For worker services running in the standard environment:
- Automatic scaling: task processing must finish in 10 minutes.
- Manual and basic scaling: requests can run up to 24 hours.
For worker services running in the flex environment: all types have a 60 minute timeout.
If your handler misses the deadline, the queue assumes the task failed and retries it.
Reading App Engine task request headers
Requests sent to your App Engine handler by a Cloud Tasks queue have special headers, which contain task-specific information your handler might want to use.
These headers are set internally. If any of these headers are in present in an external user request to your app, they are replaced by the internal ones -- except for requests from logged in administrators of the application, who are allowed to set headers for testing purposes.
App Engine task requests always contain the following headers:
Header | Description |
---|---|
X-AppEngine-QueueName |
The name of the queue. |
X-AppEngine-TaskName |
The "short" name of the task, or, if no name was specified at creation, a unique system-generated id. This is the 'my-task-id' value in the complete task name, ie, task_name = projects/my-project-id/locations/my-location/queues/my-queue-id/tasks/my-task-id. |
X-AppEngine-TaskRetryCount |
The number of times this task has been retried. For the first attempt, this value is 0 . This number includes attempts where the task failed due to a lack of available instances and never reached the execution phase. |
X-AppEngine-TaskExecutionCount |
The total number of times that the task has received a response from the handler. Since Cloud Tasks deletes the task once a successful response has been received, all previous handler responses were failures. This number does not include failures due to a lack of available instances. |
X-AppEngine-TaskETA |
The schedule time of the task, specified in seconds since January 1st 1970. |
If your request handler finds any of the headers listed above, it can trust that the request is a Cloud Tasks request.
In addition, requests from Cloud Tasks might contain the following headers:
Header | Description |
---|---|
X-AppEngine-TaskPreviousResponse |
The HTTP response code from the previous retry. |
X-AppEngine-TaskRetryReason |
The reason for retrying the task. |
X-AppEngine-FailFast |
Indicates that a task fails immediately if an existing instance is not available. |
Target routing
In App Engine tasks, both the queue and the task handler run within the same Cloud project.

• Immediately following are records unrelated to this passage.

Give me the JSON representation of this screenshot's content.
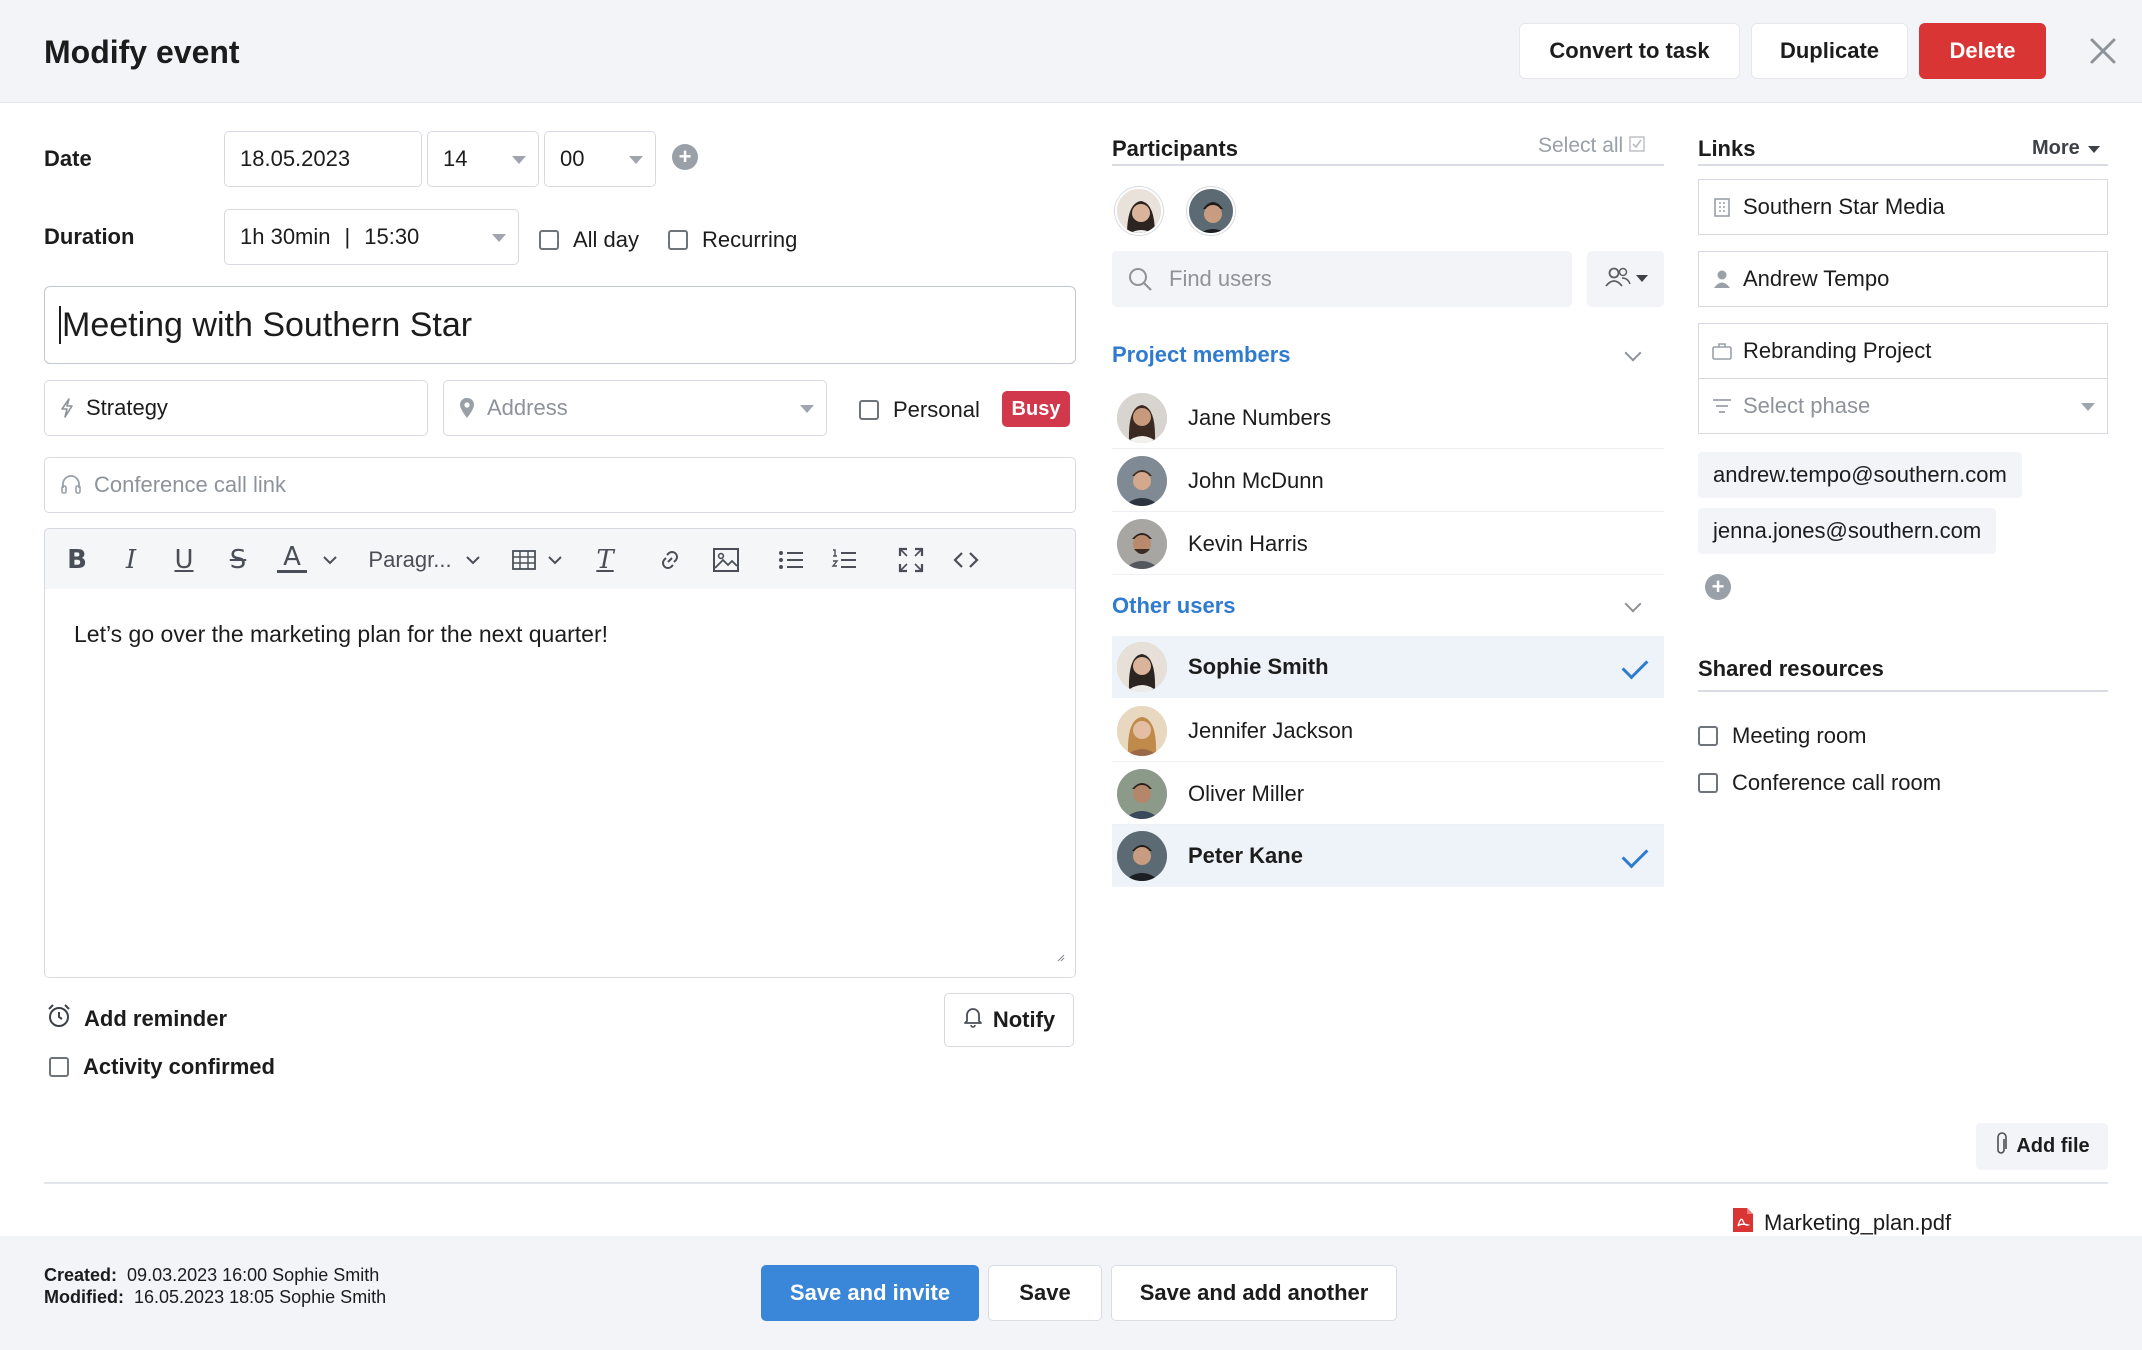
{
  "header": {
    "title": "Modify event",
    "convert_label": "Convert to task",
    "duplicate_label": "Duplicate",
    "delete_label": "Delete"
  },
  "form": {
    "date_label": "Date",
    "date_value": "18.05.2023",
    "hour_value": "14",
    "minute_value": "00",
    "duration_label": "Duration",
    "duration_value": "1h 30min",
    "end_time": "15:30",
    "all_day_label": "All day",
    "recurring_label": "Recurring",
    "event_title": "Meeting with Southern Star",
    "category_value": "Strategy",
    "address_placeholder": "Address",
    "personal_label": "Personal",
    "status_badge": "Busy",
    "conference_placeholder": "Conference call link",
    "paragraph_label": "Paragr...",
    "description": "Let’s go over the marketing plan for the next quarter!",
    "add_reminder_label": "Add reminder",
    "notify_label": "Notify",
    "activity_confirmed_label": "Activity confirmed"
  },
  "participants": {
    "title": "Participants",
    "select_all_label": "Select all",
    "find_placeholder": "Find users",
    "project_members_label": "Project members",
    "project_members": [
      {
        "name": "Jane Numbers",
        "selected": false
      },
      {
        "name": "John McDunn",
        "selected": false
      },
      {
        "name": "Kevin Harris",
        "selected": false
      }
    ],
    "other_users_label": "Other users",
    "other_users": [
      {
        "name": "Sophie Smith",
        "selected": true
      },
      {
        "name": "Jennifer Jackson",
        "selected": false
      },
      {
        "name": "Oliver Miller",
        "selected": false
      },
      {
        "name": "Peter Kane",
        "selected": true
      }
    ]
  },
  "links": {
    "title": "Links",
    "more_label": "More",
    "company": "Southern Star Media",
    "contact": "Andrew Tempo",
    "project": "Rebranding Project",
    "phase_placeholder": "Select phase",
    "emails": [
      "andrew.tempo@southern.com",
      "jenna.jones@southern.com"
    ]
  },
  "resources": {
    "title": "Shared resources",
    "items": [
      "Meeting room",
      "Conference call room"
    ]
  },
  "attachments": {
    "add_file_label": "Add file",
    "files": [
      "Marketing_plan.pdf"
    ]
  },
  "footer": {
    "created_label": "Created:",
    "created_value": "09.03.2023 16:00 Sophie Smith",
    "modified_label": "Modified:",
    "modified_value": "16.05.2023 18:05 Sophie Smith",
    "save_invite_label": "Save and invite",
    "save_label": "Save",
    "save_add_label": "Save and add another"
  },
  "colors": {
    "accent": "#3a86d8",
    "danger": "#d93535",
    "link_blue": "#2f7bd0",
    "badge_busy": "#d2384c"
  }
}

Traffic is encrypted during transport and never leaves Google datacenters. Because this traffic is carried over a communication mechanism internal to Google, you cannot explicitly set the protocol (for example, HTTP or HTTPS). The request to the handler, however, will appear to have used the HTTP protocol.
Tasks can be dispatched to secure task handlers, unsecure task handlers, and in supported runtimes, URIs restricted with
login: admin
. Because tasks
are not run as any user, they cannot be dispatched to URIs restricted with login: required
.
Task dispatches also do not follow redirects.